They're all threats to the future consolidated Memphis and Shelby County public school system, which is going to be riddled with escape hatches that could potentially draw away tens of thousands of students and the state dollars that go with them.
Omar Williams, pictured in The Commercial Appeal today, is a running back at St. George's who transferred from Manassas High School. He is one of several black athletes who have gone from Memphis public schools to private schools such as St. George's, Briarcrest, and MUS. The best known include Elliot Williams, who went to St. George's before playing basketball at Duke and Memphis, and Michael Oher, who went to Briarcrest before starring at Ole Miss and in the NFL. Competitive private schools welcome such student athletes — and some of their non-jock classmates — for reasons of altruism, diversity, and winning championships. Recruiting is not just for colleges. Look at all the University of Memphis basketball players who went to private academies whose specialty is prepping the cream of the crop for careers at Division 1 powerhouse schools and, perhaps, the NBA. I'm surprised Memphis doesn't have such an "academy" for jocks right here at home already.
Keith McDonald is the most prominent no-ifs-ands-or-buts-about-it proponent of separate suburban school systems. Bartlett, Germantown, Collierville, and Millington are all studying the prospects. That represents a potential loss of tens of thousands of students to the consolidated Shelby County system two years from now.
Charter schools are a third escape hatch. The joint school board this week denied new applications, but the board and MCS Superintendent Kriner Cash seem to have a different point of view than Education Commissioner Huffman. See Jackson Baker's blog post here.
Herenton is one of the applicants for multiple charter schools. He told me Friday he has appealed the denial of his application to the state treasurer's office, which will look at the impact on finances. A decision is expected in a month. If the treasurer rejects the school board's claim that charters adversely effect budgets, then Herenton will appeal to the education commissioner, who could direct the school board to approve the application.
"The unified board has not adequately read the future of the Memphis and Shelby county public school system," Herenton said. "They have not accepted that the educational arena is going to change even more dramatically n the future. MCS has been a colossal failure in terms of educating the children in the inner city and in poverty. Parents, students and teachers deserve the opportunity to participate in a variety of programs."
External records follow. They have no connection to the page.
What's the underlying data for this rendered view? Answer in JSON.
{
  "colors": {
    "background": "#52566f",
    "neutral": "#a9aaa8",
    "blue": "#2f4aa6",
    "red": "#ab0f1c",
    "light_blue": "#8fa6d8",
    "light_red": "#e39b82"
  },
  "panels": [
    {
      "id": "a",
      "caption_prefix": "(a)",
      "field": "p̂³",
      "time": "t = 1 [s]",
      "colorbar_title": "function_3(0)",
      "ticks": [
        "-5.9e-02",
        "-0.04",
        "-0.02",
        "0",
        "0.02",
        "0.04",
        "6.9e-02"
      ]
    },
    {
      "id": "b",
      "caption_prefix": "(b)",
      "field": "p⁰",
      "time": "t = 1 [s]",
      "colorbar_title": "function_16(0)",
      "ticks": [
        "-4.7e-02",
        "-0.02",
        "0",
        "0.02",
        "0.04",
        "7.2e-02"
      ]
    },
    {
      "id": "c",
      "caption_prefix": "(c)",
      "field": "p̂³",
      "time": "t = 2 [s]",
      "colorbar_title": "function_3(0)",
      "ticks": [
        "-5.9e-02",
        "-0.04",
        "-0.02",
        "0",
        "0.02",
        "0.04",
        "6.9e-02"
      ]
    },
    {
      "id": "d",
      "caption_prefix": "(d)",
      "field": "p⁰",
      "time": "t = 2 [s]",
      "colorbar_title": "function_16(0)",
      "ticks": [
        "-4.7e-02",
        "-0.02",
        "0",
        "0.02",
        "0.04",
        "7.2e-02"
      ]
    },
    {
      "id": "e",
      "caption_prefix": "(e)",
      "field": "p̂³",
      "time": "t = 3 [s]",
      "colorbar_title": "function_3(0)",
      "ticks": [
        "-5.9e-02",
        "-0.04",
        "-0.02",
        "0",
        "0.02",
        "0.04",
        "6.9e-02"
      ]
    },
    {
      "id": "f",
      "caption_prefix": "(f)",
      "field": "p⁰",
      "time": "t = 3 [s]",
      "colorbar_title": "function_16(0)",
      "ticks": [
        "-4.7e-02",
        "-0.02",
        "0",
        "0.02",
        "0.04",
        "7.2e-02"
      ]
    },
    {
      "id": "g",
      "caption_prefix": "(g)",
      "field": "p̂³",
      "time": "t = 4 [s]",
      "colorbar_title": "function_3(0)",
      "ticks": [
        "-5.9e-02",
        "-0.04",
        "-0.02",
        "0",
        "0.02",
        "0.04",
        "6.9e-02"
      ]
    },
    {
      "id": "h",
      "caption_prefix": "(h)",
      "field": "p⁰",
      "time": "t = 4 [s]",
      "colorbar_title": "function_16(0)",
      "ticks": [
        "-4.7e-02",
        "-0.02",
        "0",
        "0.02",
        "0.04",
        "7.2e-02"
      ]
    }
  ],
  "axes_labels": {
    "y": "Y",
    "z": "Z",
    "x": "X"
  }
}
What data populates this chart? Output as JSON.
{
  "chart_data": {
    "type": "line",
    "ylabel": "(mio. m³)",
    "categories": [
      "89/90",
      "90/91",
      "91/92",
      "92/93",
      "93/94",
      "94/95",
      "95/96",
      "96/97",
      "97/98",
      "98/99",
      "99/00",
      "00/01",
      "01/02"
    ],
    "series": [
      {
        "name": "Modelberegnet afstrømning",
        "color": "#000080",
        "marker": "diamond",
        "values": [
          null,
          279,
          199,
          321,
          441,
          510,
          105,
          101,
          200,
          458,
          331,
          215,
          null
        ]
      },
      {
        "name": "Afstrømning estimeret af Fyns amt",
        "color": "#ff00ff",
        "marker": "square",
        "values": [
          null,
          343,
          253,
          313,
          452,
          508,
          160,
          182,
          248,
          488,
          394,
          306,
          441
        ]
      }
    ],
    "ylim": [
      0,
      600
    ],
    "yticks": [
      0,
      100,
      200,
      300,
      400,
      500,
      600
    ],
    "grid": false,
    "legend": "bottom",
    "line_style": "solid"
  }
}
Herenton is a former MCS superintendent. Asked what he would do today if he was in Kriner Cash's shoes, he said "if educators and board members are really concerned about improving academics, then they shouldn’t care who is given leadership. They have to put children first, but they have put their own interests first."
Cash and board members say they are just trying to operate within their budget, and they have to employ roughly the same number of people and cover the same overhead, at least in the short run, despite the influx and outflow of students.
They're fighting on multiple fronts. It sometimes looks like a rearguard action because charters have by and large avoided close scrutiny and get pretty good press in Memphis and Nashville.
But setting up a new school much less a new system is hard and expensive. Sooner or later, MCS/SCS will have to stop playing defense and go on offense — in other words, make the positive case for a big unified school system with veteran teachers, principals, coaches, marching bands, extracurricular activities, no tuition, proud tradition, bus routes, neighborhood identity, stability, whatever. The appeal will have to be "why you should choose us" not "why you should not be allowed to leave us."
Once deregulation begins, there is no stopping it. There is a very good chance that the future consolidated system could become the current MCS system, minus hundreds if not thousands of its most athletic, college-bound, and motivated students and parents. That's the thing about escape hatches.